Refrain from acting to curb 6 GHz unlicensed use, the Wi-Fi Alliance urged the FCC in a filing posted Monday in docket 18-295: The need “was significant pre-pandemic and has only increased with hundreds of millions of Americans relying on Wi-Fi."
Energizer customers are buying batteries en masse “for immediate use,” said CEO Mark LaVigne on a fiscal Q1 call Monday. “Consumers have increased the number of devices they own, as well as their usage of those devices.” Pandemic-driven demand “for the foreseeable future will continue to be the main story,” he said.
COVID-19 was a “critical catalyst” and a “massive accelerant” to the digital transformation that was “already reshaping the working world” before the pandemic, said Poly CEO Dave Shull on a fiscal Q3 investor call Thursday. “Zoom, Teams and Slack were not invented in response to the coronavirus,” he said. “They were already there.” Remote work “and the infrastructure necessary to support it were already spreading throughout the working world,” he said. “The pandemic has just exponentially accelerated adoption and usage of these types of platforms.” Shull is a “remote video convert,” he said. “I've gone from abhorring remote working to fully embracing the work revolution. Videoconferencing has become a way of life. Embracing video and the cloud transition will define the post-COVID return to the office.” Analysts estimate fewer than 10% of the roughly 50 million conference rooms in the world are “video-enabled,” he said. “They also estimate there are more than 400 million legacy phones in offices around the world that will be replaced with cloud-based audio devices and collaboration tools.” The stock closed 19.4% higher Friday at $41.85.

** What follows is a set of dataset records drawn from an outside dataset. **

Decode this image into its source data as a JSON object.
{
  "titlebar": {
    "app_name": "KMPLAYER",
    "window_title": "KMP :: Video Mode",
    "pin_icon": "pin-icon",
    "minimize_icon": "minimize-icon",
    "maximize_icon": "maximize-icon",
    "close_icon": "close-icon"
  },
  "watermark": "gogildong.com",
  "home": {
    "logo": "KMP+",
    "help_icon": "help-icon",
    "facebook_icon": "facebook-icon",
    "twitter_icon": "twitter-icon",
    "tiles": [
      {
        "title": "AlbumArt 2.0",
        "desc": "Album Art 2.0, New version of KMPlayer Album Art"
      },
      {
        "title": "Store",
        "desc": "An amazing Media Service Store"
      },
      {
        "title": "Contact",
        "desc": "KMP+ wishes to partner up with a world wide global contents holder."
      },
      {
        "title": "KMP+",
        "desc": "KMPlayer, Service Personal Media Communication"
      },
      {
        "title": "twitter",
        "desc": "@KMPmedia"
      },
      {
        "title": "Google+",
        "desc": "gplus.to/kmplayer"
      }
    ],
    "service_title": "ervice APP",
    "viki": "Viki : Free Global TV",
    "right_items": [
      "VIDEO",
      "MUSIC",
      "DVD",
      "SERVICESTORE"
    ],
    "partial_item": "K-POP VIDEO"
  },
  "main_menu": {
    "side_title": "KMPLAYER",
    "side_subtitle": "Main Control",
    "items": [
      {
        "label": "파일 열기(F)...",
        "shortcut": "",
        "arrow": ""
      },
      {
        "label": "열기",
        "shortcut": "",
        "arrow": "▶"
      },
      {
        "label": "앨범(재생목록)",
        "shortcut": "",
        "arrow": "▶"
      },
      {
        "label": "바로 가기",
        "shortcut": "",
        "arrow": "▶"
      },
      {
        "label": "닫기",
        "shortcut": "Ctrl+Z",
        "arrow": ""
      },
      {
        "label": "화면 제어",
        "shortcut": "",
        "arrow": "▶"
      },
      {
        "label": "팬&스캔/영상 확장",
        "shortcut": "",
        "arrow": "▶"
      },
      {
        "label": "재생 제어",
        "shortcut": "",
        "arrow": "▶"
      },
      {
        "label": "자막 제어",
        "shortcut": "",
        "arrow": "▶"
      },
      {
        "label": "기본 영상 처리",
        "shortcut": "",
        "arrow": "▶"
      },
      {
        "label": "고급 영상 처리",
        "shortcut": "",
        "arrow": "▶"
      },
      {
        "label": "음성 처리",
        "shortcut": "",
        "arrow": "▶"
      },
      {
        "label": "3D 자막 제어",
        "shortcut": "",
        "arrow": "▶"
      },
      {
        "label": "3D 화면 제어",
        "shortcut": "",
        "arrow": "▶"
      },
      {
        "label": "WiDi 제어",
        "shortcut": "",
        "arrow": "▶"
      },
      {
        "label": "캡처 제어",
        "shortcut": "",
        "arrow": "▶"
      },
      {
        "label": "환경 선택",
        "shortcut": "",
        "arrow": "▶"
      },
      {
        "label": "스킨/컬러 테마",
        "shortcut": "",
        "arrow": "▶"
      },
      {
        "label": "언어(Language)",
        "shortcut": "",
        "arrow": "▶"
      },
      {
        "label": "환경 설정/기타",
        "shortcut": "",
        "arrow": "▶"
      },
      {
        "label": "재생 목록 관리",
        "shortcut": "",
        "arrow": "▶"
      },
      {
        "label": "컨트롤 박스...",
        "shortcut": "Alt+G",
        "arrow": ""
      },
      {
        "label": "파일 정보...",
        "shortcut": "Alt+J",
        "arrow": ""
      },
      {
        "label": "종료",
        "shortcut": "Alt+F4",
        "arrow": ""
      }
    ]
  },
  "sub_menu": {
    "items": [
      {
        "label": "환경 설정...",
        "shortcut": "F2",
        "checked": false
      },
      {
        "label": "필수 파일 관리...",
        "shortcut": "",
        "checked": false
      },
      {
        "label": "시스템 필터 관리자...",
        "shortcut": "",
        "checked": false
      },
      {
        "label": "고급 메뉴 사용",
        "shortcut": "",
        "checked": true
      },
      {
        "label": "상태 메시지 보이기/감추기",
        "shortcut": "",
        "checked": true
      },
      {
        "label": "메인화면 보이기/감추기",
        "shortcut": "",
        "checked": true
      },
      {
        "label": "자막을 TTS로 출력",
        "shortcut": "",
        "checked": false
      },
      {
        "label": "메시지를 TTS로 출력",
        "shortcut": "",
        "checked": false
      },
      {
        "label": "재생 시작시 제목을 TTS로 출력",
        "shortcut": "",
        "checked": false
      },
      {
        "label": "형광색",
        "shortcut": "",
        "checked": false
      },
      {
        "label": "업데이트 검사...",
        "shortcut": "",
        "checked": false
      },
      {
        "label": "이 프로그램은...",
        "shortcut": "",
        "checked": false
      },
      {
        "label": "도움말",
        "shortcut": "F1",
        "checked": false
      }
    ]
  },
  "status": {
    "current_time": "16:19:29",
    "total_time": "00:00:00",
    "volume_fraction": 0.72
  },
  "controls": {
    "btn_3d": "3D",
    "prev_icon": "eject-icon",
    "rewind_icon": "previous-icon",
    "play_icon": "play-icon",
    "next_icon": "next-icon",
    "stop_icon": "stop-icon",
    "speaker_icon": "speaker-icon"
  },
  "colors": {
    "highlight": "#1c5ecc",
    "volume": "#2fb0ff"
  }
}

When the pandemic began, “consumers in lockdown had no choice but to do all of their shopping online,” said PayPal CEO Dan Schulman on a quarterly call Wednesday. The vast majority of consumers now say that post-COVID-19 crisis, “they will continue to shop online at their current elevated levels because it is more convenient,” he said. “Retailers are rapidly adapting to a new landscape.” PayPal estimates the pandemic “accelerated a digital wave of change across almost every industry by three to five years, unleashing a profound and permanent structural transformation,” he said. The service added 16 million net new active customers in the quarter, he said. The stock closed Thursday up 7.4% at $270.43. See Q4 materials here.
The FCC directed the Universal Service Administrative Co. to administer the remainder of round 1 and all of round 2 of the COVID-19 telehealth program, a report and order said Tuesday in docket 20-89. Congress appropriated $249.95 million for the second round in December. USAC's role will be limited to program administration only; it can't make policy decisions. The commission will hear from staff about additional steps being taken on the program during its Feb. 17 meeting (see 2101270060).